August 29, 2010

Nifty Notes on Nonsensible Spending

The government of the United States is digging ever deeper into your wallet.  Intuitively you know this, but here's some proof of out of control government spending.

Cost of Government Day
Cost of Government Day (COGD) falls 8 days later in 2010 than last year’s revised date of August 11. In 2010, the average American will have to work an additional 51 days out of the year to pay off his or her share of the cost of government compared to 2000, when COGD was June 29. [Source]
The national average is 231.6 days for the average worker to pay off his or her share of the cost of government.  That means 63.5% of of a worker's job effort goes to the government in some form or another.  Regardless of how you feel about the Bush Tax Cuts, that level of confiscatory government intrusion into the economy is the real unsustainable problem for the country.  It's like trying to drive a transport truck with the engine of 4 cylinder engine.  You are asking the engine to do too much.

 The worst states  [Source]  for COGD are California and Massachusetts (239.5 days each), Washington and Washington D.C.  (241.1 days each), Maryland (247.4 days), New York (253.8 days), New Jersey (257 days) and the worst offender Connecticut (260.1 days).  Notice they're all left leaning states, with the recent exception of  the election of New Jersey governor Chris Christie. It could be argued that those states are all populous states and therefore require more money to run, but because the number is an average, it means it is a per capita comparison.  Intuitively speaking,a larger state may have more expenses (e.g. more schools) BUT it also has a larger tax base and therefore should not need to tax proportionally more.  By comparison, Alaska is the lowest number for  COGD (209.4 days), and the more conservative, but also highly populous states of Florida and Texas both come in at 225.3 days. Credit goes to these leaner states, but to be fair even Alaska is eating 57.4% of its citizens income in obligations.

You don't want to become Sweden? News flash - you already are.

Government spending is the problem, not taxation 
Back in 1902 the government spent only six percent of our national income for public use. That was for everything: defense, education, the Post Office. Today in 2009 the government takes 44.7 percent of our nation’s product. [Source]
Click to enlarge.

Take a look at this graph.  There's a number of points of note.  Democrats love to point out that the Bush tax cuts wiped out the government surpluses of the Clinton years. While 2000 present a peak in government revenue up to that point in time, the number was an anomaly even then.  Those numbers were aided by the dot com bubble that as we all know, subsequently burst.  The Bush tax cuts clearly did have a short term revenue impact through 2002, but not as large as Democrats would have you believe .  Also worth noting is that the revenue curve rebounded starting in 2004 and was clearly back on the trend line by 2008.  The real problem with the government deficits and the now stunning amount of debt (permanently exacerbated by President Obama and the current Congress), is government spending.  Look at the blue trend line.  From 1994 through 2001 that upward curve was bent lower by the Republican Congress and the reforms they gave to President Clinton for signature into law.  Then, the  wars started and created a spending bubble.  While those spending items could not go on forever, they did hamper fiscal responsibility.  But look at 2009 and the estimate for 2010.  Even if the 2010 number is for spending is back to $3.1 trillion, that is a massive spending bubble.

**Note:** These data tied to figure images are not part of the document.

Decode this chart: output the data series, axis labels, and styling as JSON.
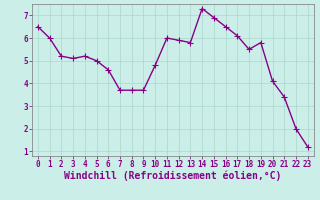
{
  "x": [
    0,
    1,
    2,
    3,
    4,
    5,
    6,
    7,
    8,
    9,
    10,
    11,
    12,
    13,
    14,
    15,
    16,
    17,
    18,
    19,
    20,
    21,
    22,
    23
  ],
  "y": [
    6.5,
    6.0,
    5.2,
    5.1,
    5.2,
    5.0,
    4.6,
    3.7,
    3.7,
    3.7,
    4.8,
    6.0,
    5.9,
    5.8,
    7.3,
    6.9,
    6.5,
    6.1,
    5.5,
    5.8,
    4.1,
    3.4,
    2.0,
    1.2
  ],
  "line_color": "#880088",
  "marker": "+",
  "marker_size": 4,
  "bg_color": "#cceee8",
  "grid_color": "#aad8cc",
  "xlabel": "Windchill (Refroidissement éolien,°C)",
  "xlabel_color": "#880088",
  "xlim_min": -0.5,
  "xlim_max": 23.5,
  "ylim_min": 0.8,
  "ylim_max": 7.5,
  "yticks": [
    1,
    2,
    3,
    4,
    5,
    6,
    7
  ],
  "xticks": [
    0,
    1,
    2,
    3,
    4,
    5,
    6,
    7,
    8,
    9,
    10,
    11,
    12,
    13,
    14,
    15,
    16,
    17,
    18,
    19,
    20,
    21,
    22,
    23
  ],
  "tick_color": "#880088",
  "tick_labelsize": 5.5,
  "xlabel_fontsize": 7,
  "linewidth": 1.0,
  "spine_color": "#777777"
}
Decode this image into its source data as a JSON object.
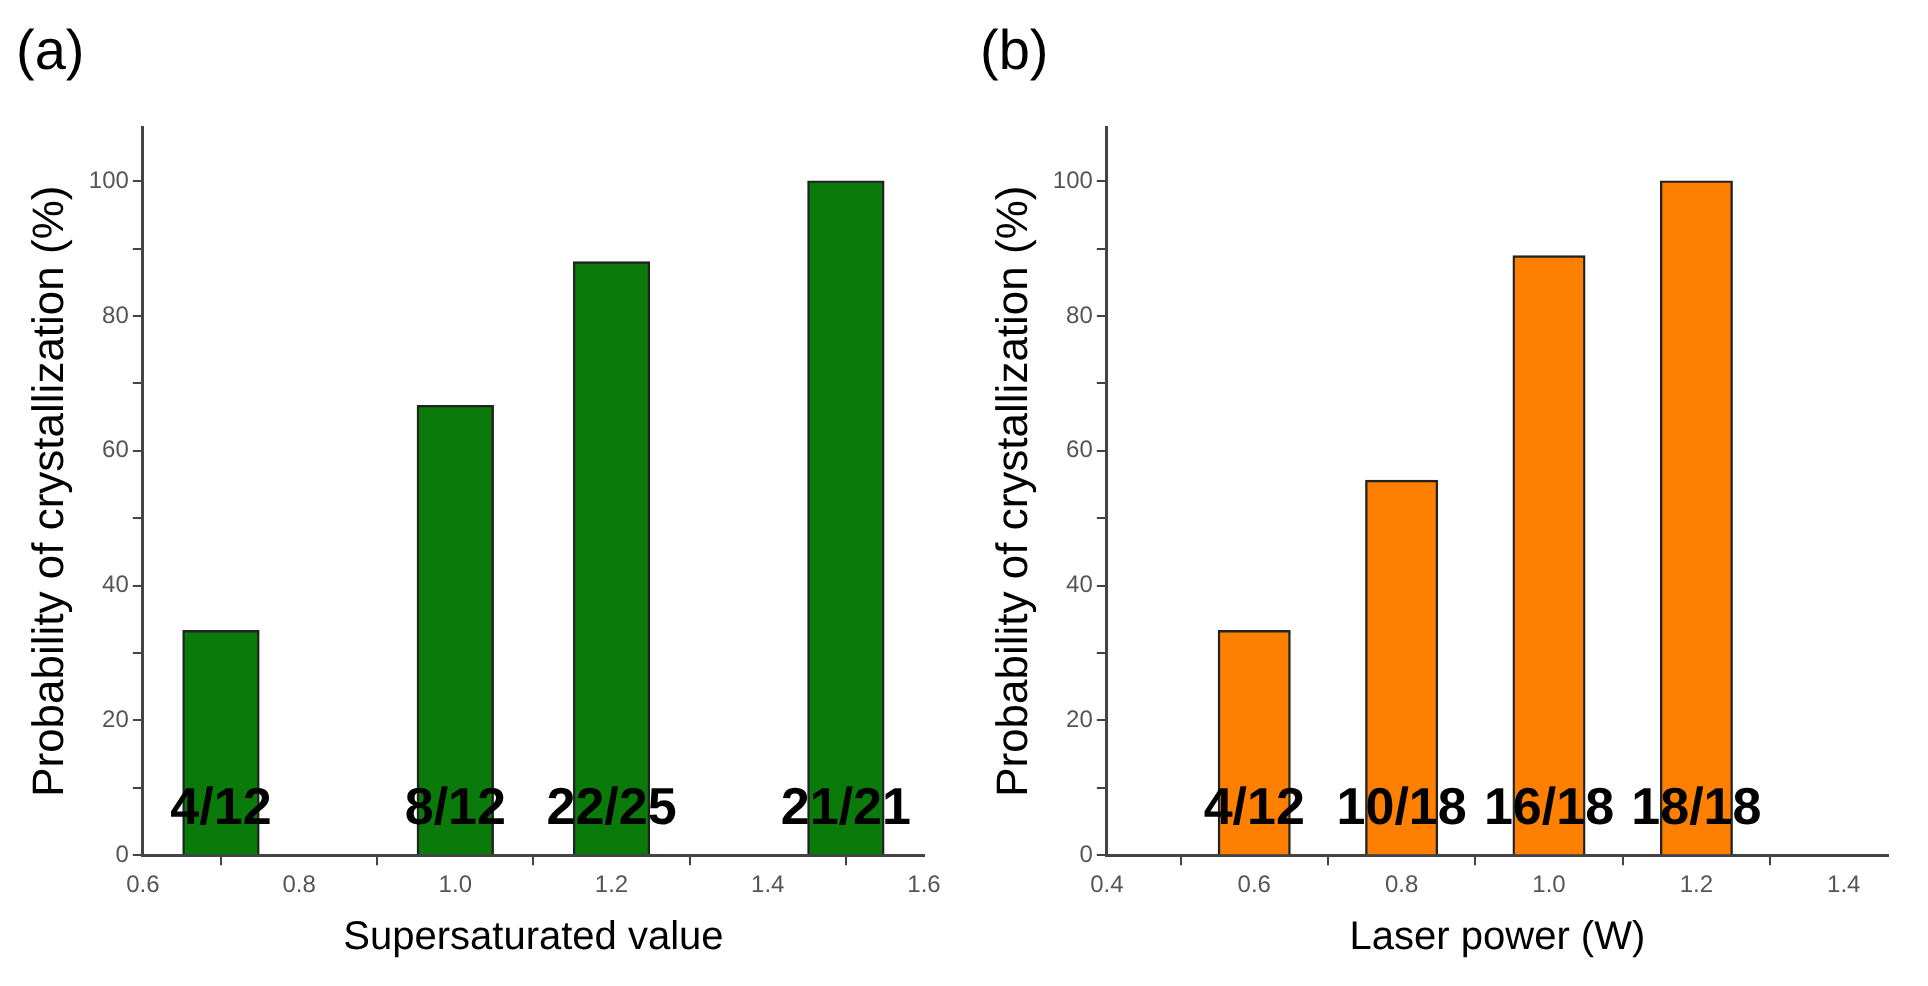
{
  "chart_data": [
    {
      "type": "bar",
      "title": "(a)",
      "xlabel": "Supersaturated value",
      "ylabel": "Probability of crystallization (%)",
      "x": [
        0.7,
        1.0,
        1.2,
        1.5
      ],
      "values": [
        33.3,
        66.7,
        88,
        100
      ],
      "color": "#0a7a0a",
      "annotations": [
        "4/12",
        "8/12",
        "22/25",
        "21/21"
      ],
      "xlim": [
        0.6,
        1.6
      ],
      "xticks": [
        {
          "value": 0.6,
          "label": "0.6"
        },
        {
          "value": 0.8,
          "label": "0.8"
        },
        {
          "value": 1.0,
          "label": "1.0"
        },
        {
          "value": 1.2,
          "label": "1.2"
        },
        {
          "value": 1.4,
          "label": "1.4"
        },
        {
          "value": 1.6,
          "label": "1.6"
        }
      ],
      "ylim": [
        0,
        108
      ],
      "yticks": [
        0,
        {
          "value": 10,
          "label": null
        },
        20,
        {
          "value": 30,
          "label": null
        },
        40,
        {
          "value": 50,
          "label": null
        },
        60,
        {
          "value": 70,
          "label": null
        },
        80,
        {
          "value": 90,
          "label": null
        },
        100
      ],
      "grid": false,
      "legend": false
    },
    {
      "type": "bar",
      "title": "(b)",
      "xlabel": "Laser power (W)",
      "ylabel": "Probability of crystallization (%)",
      "x": [
        0.6,
        0.8,
        1.0,
        1.2
      ],
      "values": [
        33.3,
        55.6,
        88.9,
        100
      ],
      "color": "#ff8000",
      "annotations": [
        "4/12",
        "10/18",
        "16/18",
        "18/18"
      ],
      "xlim": [
        0.4,
        1.46
      ],
      "xticks": [
        {
          "value": 0.4,
          "label": "0.4"
        },
        {
          "value": 0.6,
          "label": "0.6"
        },
        {
          "value": 0.8,
          "label": "0.8"
        },
        {
          "value": 1.0,
          "label": "1.0"
        },
        {
          "value": 1.2,
          "label": "1.2"
        },
        {
          "value": 1.4,
          "label": "1.4"
        }
      ],
      "ylim": [
        0,
        108
      ],
      "yticks": [
        0,
        {
          "value": 10,
          "label": null
        },
        20,
        {
          "value": 30,
          "label": null
        },
        40,
        {
          "value": 50,
          "label": null
        },
        60,
        {
          "value": 70,
          "label": null
        },
        80,
        {
          "value": 90,
          "label": null
        },
        100
      ],
      "grid": false,
      "legend": false
    }
  ]
}
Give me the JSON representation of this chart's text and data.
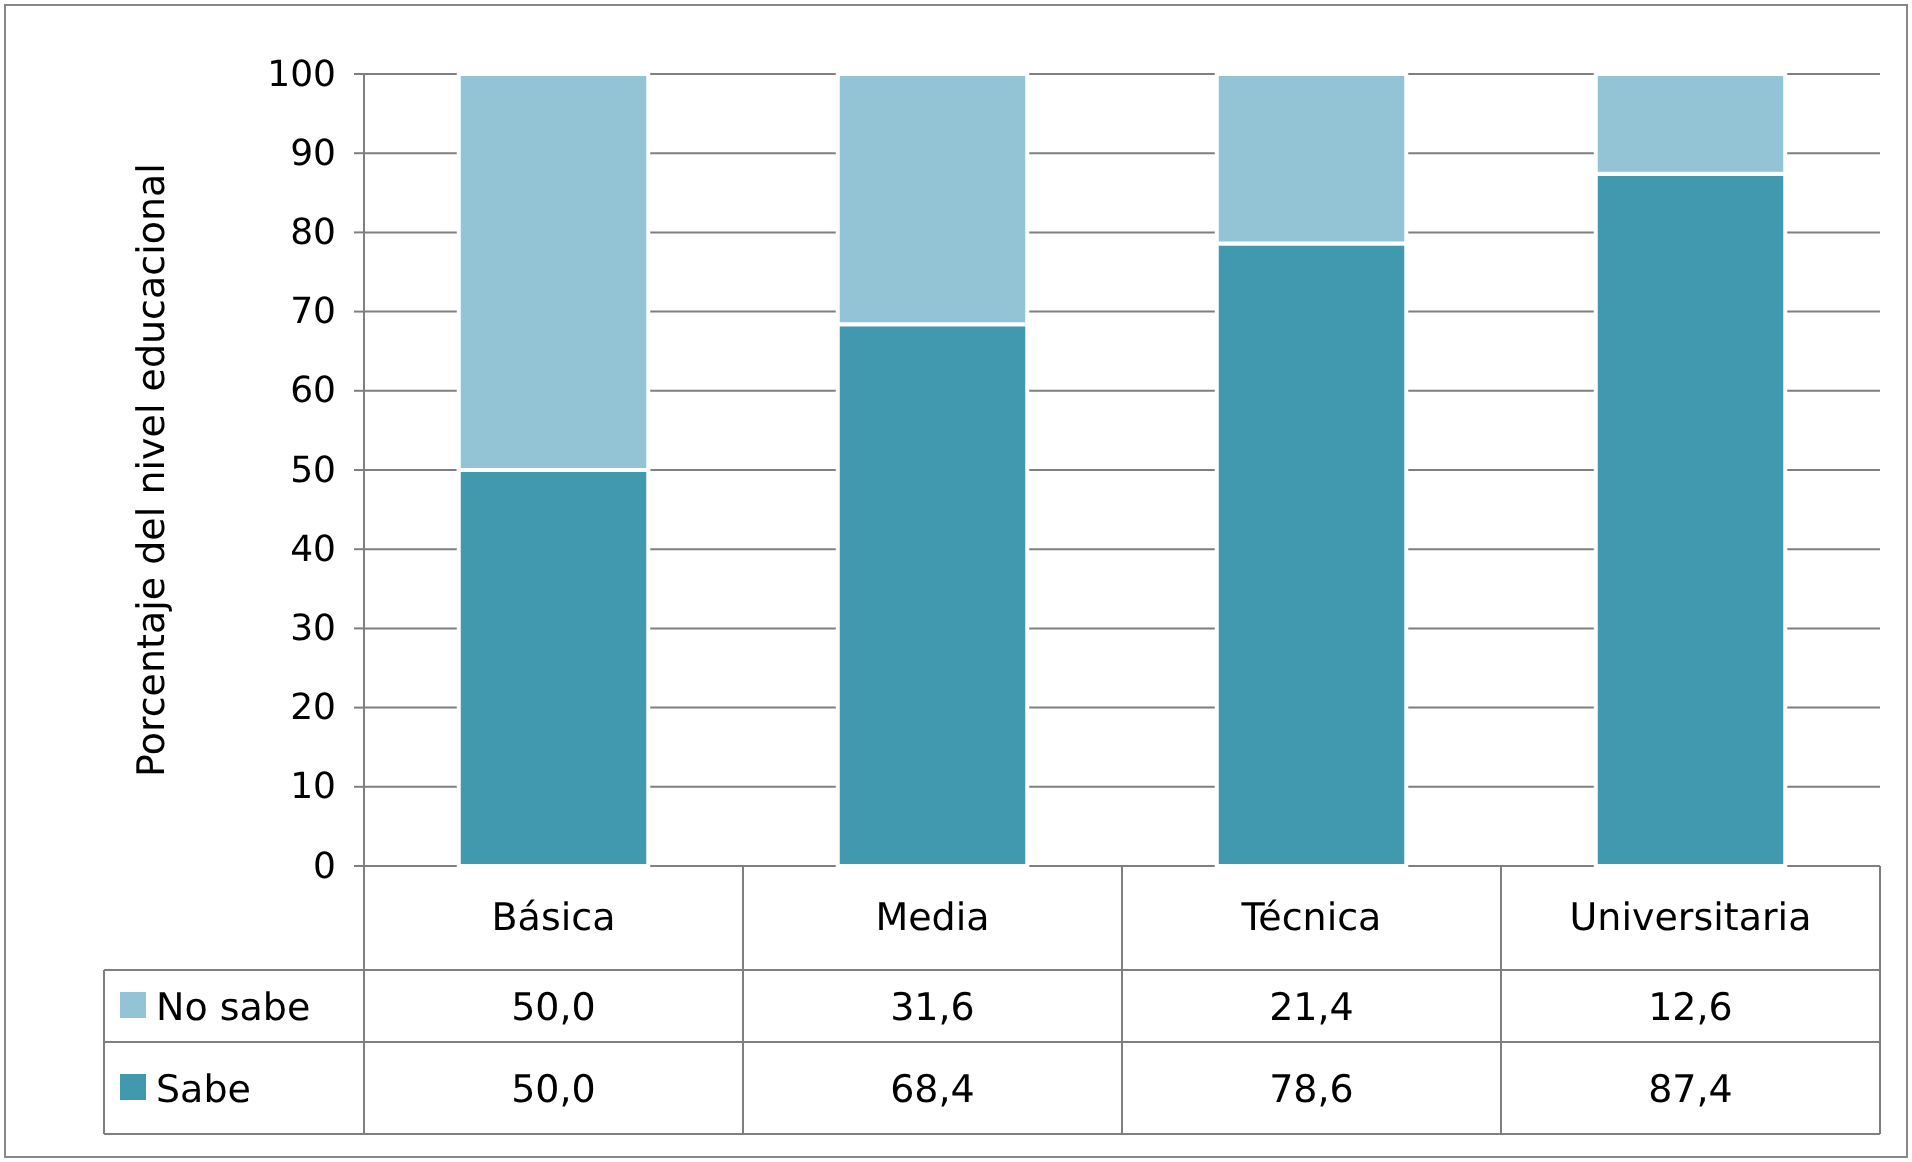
{
  "chart_data": {
    "type": "bar",
    "stacked": true,
    "ylabel": "Porcentaje del nivel educacional",
    "categories": [
      "Básica",
      "Media",
      "Técnica",
      "Universitaria"
    ],
    "series": [
      {
        "name": "Sabe",
        "color": "#4199af",
        "values": [
          50.0,
          68.4,
          78.6,
          87.4
        ],
        "value_labels": [
          "50,0",
          "68,4",
          "78,6",
          "87,4"
        ]
      },
      {
        "name": "No sabe",
        "color": "#93c4d6",
        "values": [
          50.0,
          31.6,
          21.4,
          12.6
        ],
        "value_labels": [
          "50,0",
          "31,6",
          "21,4",
          "12,6"
        ]
      }
    ],
    "ylim": [
      0,
      100
    ],
    "yticks": [
      0,
      10,
      20,
      30,
      40,
      50,
      60,
      70,
      80,
      90,
      100
    ],
    "grid": "y",
    "legend": "bottom"
  }
}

The point is that on the normal trend lines the revenue and expenditures might not be ideal, but they were coming into line with each other.  That trend has been damaged and recovery is certainly not assured.

But that's not even the biggest problem.  This is.

Unfunded liabilities for health care, medicare, medicaid and social security are the real looming crisis.  There are no easy solutions to those problems, only difficult and painful solutions.  But the longer it takes to address those issues, the more painful the solution will be.